The third way is to perform the Foot Loose Drill, essentially the opposite of the last drill mentioned. You want to intentionally cut feet every hand move and reposition them on the footholds in the correct position they need to be for you to execute the next move. This drill will teach you how to cut loose in a controlled manner, quickly reengage your lower body after cutting your feet, and improve your ability to accurately place your feet and pull into footholds on steep terrain. This drill can take the same structure as the last, so perform with 5-8 overhanging climbs around your flash grade as a whole climbing session or as part of a session.

Final Notes

Hopefully, you now have a better understanding of body tension and how to improve this aspect of your climbing.

Body tension is the ability to maintain control of our movements on the wall. As you move up the grades, you will become increasingly aware of the importance of engaging your entire body while climbing (i.e. you cannot campus your way through every climb or cut feet every move). When operating at your maximum, the margin of error is much smaller.

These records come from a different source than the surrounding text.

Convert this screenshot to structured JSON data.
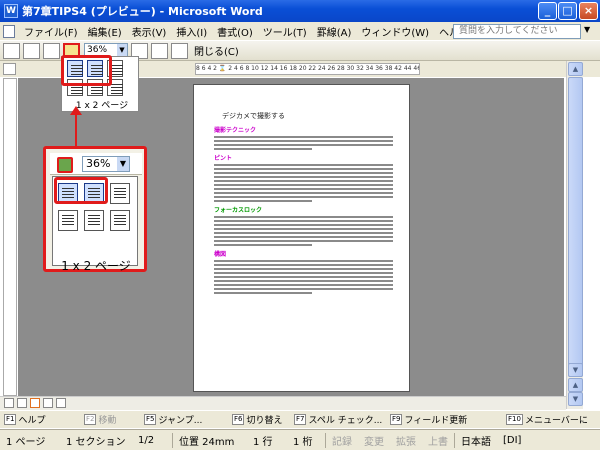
{
  "window": {
    "icon_letter": "W",
    "title": "第7章TIPS4 (プレビュー) - Microsoft Word",
    "buttons": [
      "_",
      "□",
      "×"
    ]
  },
  "menubar": {
    "items": [
      "ファイル(F)",
      "編集(E)",
      "表示(V)",
      "挿入(I)",
      "書式(O)",
      "ツール(T)",
      "罫線(A)",
      "ウィンドウ(W)",
      "ヘルプ(H)"
    ],
    "help_placeholder": "質問を入力してください",
    "help_arrow": "▼"
  },
  "toolbar": {
    "zoom": "36%",
    "zoom_arrow": "▼",
    "close_label": "閉じる(C)"
  },
  "ruler": {
    "text": "8 6 4 2 ⌛ 2 4 6 8 10 12 14 16 18 20 22 24 26 28 30 32 34 36 38  42 44 46 48"
  },
  "callout_small": {
    "label": "1 x 2 ページ"
  },
  "callout_big": {
    "zoom": "36%",
    "zoom_arrow": "▼",
    "label": "1 x 2 ページ"
  },
  "page": {
    "title": "デジカメで撮影する",
    "sections": [
      {
        "heading": "撮影テクニック",
        "color": "#cc00cc",
        "lines": 4
      },
      {
        "heading": "ピント",
        "color": "#cc00cc",
        "lines": 10
      },
      {
        "heading": "フォーカスロック",
        "color": "#009900",
        "lines": 8
      },
      {
        "heading": "構図",
        "color": "#cc00cc",
        "lines": 9
      }
    ]
  },
  "fnbar": {
    "keys": [
      {
        "key": "F1",
        "label": "ヘルプ",
        "dim": false
      },
      {
        "key": "F2",
        "label": "移動",
        "dim": true
      },
      {
        "key": "F5",
        "label": "ジャンプ...",
        "dim": false
      },
      {
        "key": "F6",
        "label": "切り替え",
        "dim": false
      },
      {
        "key": "F7",
        "label": "スペル チェック...",
        "dim": false
      },
      {
        "key": "F9",
        "label": "フィールド更新",
        "dim": false
      },
      {
        "key": "F10",
        "label": "メニューバーに",
        "dim": false
      }
    ]
  },
  "statusbar": {
    "page": "1 ページ",
    "section": "1 セクション",
    "pages": "1/2",
    "position": "位置 24mm",
    "line": "1 行",
    "column": "1 桁",
    "rec": "記録",
    "trk": "変更",
    "ext": "拡張",
    "ovr": "上書",
    "language": "日本語",
    "mode": "[DI]"
  },
  "colors": {
    "highlight_red": "#e01b1b",
    "titlebar_blue": "#0a4fd6"
  }
}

While strength training undoubtedly contributes to overall athletic capabilities, body tension is a skill acquired through practice, primarily on the wall. Give these drills a try and let me know what you think! I still encourage everyone to engage in strength training. Enhanced strength offers various benefits, such as increased resilience and a decreased risk of injuries. As discussed in this blog, body tension involves multiple elements, and there isn't one thing that can improve it or your climbing abilities all on its own.

References

Cowell, Kevin. “Climbing-Specific Body Tension.” The Climbing Doctor, 16 May 2023, theclimbingdoctor.com/climbing-specific-body-tension-2/.

Hooper, Jason. “Are Climbers Wasting Their Time Training Core? (A Measured Argument).” Hooper’s Beta, Hooper’s Beta, 5 Sept. 2023, www.hoopersbeta.com/library/are-climbers-wasting-their-time-training-core-a-measured-argument.

McLeod, Dave. “What ‘body Tension’ Means.” Online Climbing Coach, Feb. 2020, onlineclimbingcoach.blogspot.com/2010/02/what-body-tension-means.html.